Structure, thermal and electrical properties of calcium doped pyrochlore type praseodymium zirconate

Abstract

Herein we report the structure, thermal and electrical properties of pyrochlore type Pr2−xCaxZr2O7 (x = 0.00, 0.10 and 0.20) compositions. These compounds have been prepared by gel combustion method followed by heating in reducing (Argon/Hydrogen) atmosphere and characterized by powder X-ray diffraction, Raman spectroscopy and ac-impedance studies. The powder XRD and Raman spectroscopic studies revealed the retention of the parent cubic pyrochlore type structure up to the compositions with x = 0.10. The thermal stabilities of the compositions have been investigated by in situ high temperature powder XRD and thermogravimetric studies. A maximum of about 1.25% weight gain due to oxidation of Pr3+ is observed in all the samples. The typical axial thermal expansion coefficients (αa) for the compositions with x = 0.00, 0.10 and 0.20 are 8.40 × 10−6, 11.29 × 10−6 and 11.67 × 10−6 K−1, respectively. The analyses of impedance and admittance spectra revealed maximum conductivity at x = 0.10, while the activation energy increases with Ca2+ content. At around 770 K, the conductivities of the compositions with x = 0.00, 0.10 and 0.20 are 2.26 × 10−5 S/cm, 1.88 × 10−4 S/cm and 1.23 × 10−4 S/cm, respectively. The activation energy for electronic conductivity for the composition with x = 0.00 and 0.10 are 0.42 and 0.63 eV, respectively.

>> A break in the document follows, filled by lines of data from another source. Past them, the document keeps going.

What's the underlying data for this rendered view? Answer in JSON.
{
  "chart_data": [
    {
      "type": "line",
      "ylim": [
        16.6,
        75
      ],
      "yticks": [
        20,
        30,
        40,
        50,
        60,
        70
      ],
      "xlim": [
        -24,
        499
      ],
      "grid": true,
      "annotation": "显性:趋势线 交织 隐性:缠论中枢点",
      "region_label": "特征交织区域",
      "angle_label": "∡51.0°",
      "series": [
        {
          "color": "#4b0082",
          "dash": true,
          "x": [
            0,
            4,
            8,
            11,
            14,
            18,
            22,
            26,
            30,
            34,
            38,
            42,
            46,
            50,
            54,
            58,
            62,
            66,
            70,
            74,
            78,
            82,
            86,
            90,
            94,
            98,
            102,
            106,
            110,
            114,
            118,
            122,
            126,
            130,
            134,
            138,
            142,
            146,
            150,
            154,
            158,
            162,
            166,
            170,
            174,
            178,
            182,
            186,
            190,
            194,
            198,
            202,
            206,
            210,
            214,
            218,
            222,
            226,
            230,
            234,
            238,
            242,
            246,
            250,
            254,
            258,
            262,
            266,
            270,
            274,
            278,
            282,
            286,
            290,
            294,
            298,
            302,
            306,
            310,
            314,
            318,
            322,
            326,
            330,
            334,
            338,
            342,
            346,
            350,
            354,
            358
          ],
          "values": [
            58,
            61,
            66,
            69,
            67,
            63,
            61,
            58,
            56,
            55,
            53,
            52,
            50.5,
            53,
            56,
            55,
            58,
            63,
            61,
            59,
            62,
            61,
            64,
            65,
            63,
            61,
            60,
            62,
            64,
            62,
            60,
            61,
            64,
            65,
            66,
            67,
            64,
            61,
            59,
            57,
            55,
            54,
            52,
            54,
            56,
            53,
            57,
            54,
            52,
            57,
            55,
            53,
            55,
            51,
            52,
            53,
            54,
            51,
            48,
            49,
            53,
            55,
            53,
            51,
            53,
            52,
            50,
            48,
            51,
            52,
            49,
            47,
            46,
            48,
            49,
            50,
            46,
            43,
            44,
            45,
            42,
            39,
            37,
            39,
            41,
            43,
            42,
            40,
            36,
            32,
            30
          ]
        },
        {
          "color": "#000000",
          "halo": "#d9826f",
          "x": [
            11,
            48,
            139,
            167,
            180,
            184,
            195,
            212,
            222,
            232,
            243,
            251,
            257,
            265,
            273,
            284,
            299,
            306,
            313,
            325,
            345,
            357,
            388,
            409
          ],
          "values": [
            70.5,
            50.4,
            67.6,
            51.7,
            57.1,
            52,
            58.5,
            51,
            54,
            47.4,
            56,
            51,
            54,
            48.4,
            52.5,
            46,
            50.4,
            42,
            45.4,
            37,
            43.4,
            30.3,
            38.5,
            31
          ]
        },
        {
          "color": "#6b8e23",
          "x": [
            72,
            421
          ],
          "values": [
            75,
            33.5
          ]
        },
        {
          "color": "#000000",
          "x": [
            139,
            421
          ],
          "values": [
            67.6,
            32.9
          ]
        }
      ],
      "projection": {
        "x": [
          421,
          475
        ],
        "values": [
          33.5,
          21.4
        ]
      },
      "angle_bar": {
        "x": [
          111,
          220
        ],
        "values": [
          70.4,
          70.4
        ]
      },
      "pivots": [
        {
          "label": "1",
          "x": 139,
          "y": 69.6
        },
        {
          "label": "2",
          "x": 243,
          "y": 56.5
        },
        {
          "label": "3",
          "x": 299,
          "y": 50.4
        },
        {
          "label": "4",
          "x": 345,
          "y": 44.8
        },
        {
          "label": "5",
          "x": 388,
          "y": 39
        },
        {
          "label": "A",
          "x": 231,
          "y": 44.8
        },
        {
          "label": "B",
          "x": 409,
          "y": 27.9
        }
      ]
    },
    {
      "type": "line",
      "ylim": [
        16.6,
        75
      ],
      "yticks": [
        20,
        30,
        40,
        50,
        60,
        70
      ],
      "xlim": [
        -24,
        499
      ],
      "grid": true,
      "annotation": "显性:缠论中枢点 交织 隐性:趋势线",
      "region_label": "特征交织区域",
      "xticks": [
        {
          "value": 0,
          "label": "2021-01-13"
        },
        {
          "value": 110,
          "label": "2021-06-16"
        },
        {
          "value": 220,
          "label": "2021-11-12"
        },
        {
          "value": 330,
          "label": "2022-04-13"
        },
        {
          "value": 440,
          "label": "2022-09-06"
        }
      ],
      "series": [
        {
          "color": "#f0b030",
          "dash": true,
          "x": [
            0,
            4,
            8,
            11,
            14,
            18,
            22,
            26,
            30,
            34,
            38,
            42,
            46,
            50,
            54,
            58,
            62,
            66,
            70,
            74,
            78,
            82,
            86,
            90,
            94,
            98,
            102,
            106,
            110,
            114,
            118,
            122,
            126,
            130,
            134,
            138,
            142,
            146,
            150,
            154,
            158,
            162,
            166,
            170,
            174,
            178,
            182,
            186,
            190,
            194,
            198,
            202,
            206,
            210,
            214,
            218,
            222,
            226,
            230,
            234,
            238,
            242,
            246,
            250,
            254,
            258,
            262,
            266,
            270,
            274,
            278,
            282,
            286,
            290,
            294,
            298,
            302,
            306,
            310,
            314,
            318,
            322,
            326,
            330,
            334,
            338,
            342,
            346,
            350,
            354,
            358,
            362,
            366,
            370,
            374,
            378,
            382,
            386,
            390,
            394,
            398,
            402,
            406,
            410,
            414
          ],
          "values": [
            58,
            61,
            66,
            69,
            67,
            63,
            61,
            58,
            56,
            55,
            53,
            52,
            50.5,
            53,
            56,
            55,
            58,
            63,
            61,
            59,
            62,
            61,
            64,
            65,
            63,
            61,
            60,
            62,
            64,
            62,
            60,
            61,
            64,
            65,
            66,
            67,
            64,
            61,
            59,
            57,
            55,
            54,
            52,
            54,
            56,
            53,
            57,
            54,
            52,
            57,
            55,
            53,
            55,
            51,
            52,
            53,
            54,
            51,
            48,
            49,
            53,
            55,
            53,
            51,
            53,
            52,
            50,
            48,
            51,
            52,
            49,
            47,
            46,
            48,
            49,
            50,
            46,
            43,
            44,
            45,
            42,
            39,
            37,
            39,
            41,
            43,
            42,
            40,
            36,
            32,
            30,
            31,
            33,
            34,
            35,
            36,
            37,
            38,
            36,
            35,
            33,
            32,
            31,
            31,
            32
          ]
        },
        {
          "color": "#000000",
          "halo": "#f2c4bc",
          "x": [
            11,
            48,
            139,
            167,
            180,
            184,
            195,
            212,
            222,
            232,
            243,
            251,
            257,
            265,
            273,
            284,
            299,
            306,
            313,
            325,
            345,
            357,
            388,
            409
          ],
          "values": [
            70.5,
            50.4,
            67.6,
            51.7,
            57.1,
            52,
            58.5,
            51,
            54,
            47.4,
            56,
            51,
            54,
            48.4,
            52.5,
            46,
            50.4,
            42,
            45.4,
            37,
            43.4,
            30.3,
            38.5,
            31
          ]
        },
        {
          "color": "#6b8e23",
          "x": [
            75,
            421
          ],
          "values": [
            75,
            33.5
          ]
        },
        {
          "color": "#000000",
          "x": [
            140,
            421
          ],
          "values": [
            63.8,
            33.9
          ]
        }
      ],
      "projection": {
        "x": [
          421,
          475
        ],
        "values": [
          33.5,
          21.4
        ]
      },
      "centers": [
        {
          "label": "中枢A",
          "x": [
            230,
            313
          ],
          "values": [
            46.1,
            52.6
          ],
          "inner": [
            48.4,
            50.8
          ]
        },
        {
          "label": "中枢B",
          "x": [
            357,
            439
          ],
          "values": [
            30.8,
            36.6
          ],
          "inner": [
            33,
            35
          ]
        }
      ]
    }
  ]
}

The temperature dependent conductivity of the composition with x = 0.20 composition revealed a deviation around 700 K where the aviation energy decreased from 0.97 eV to 0.38 eV. The electrical properties Pr2−xCaxZr2O7 have been correlated with structural parameters and explained by the coexisting electronic and ionic conductivities.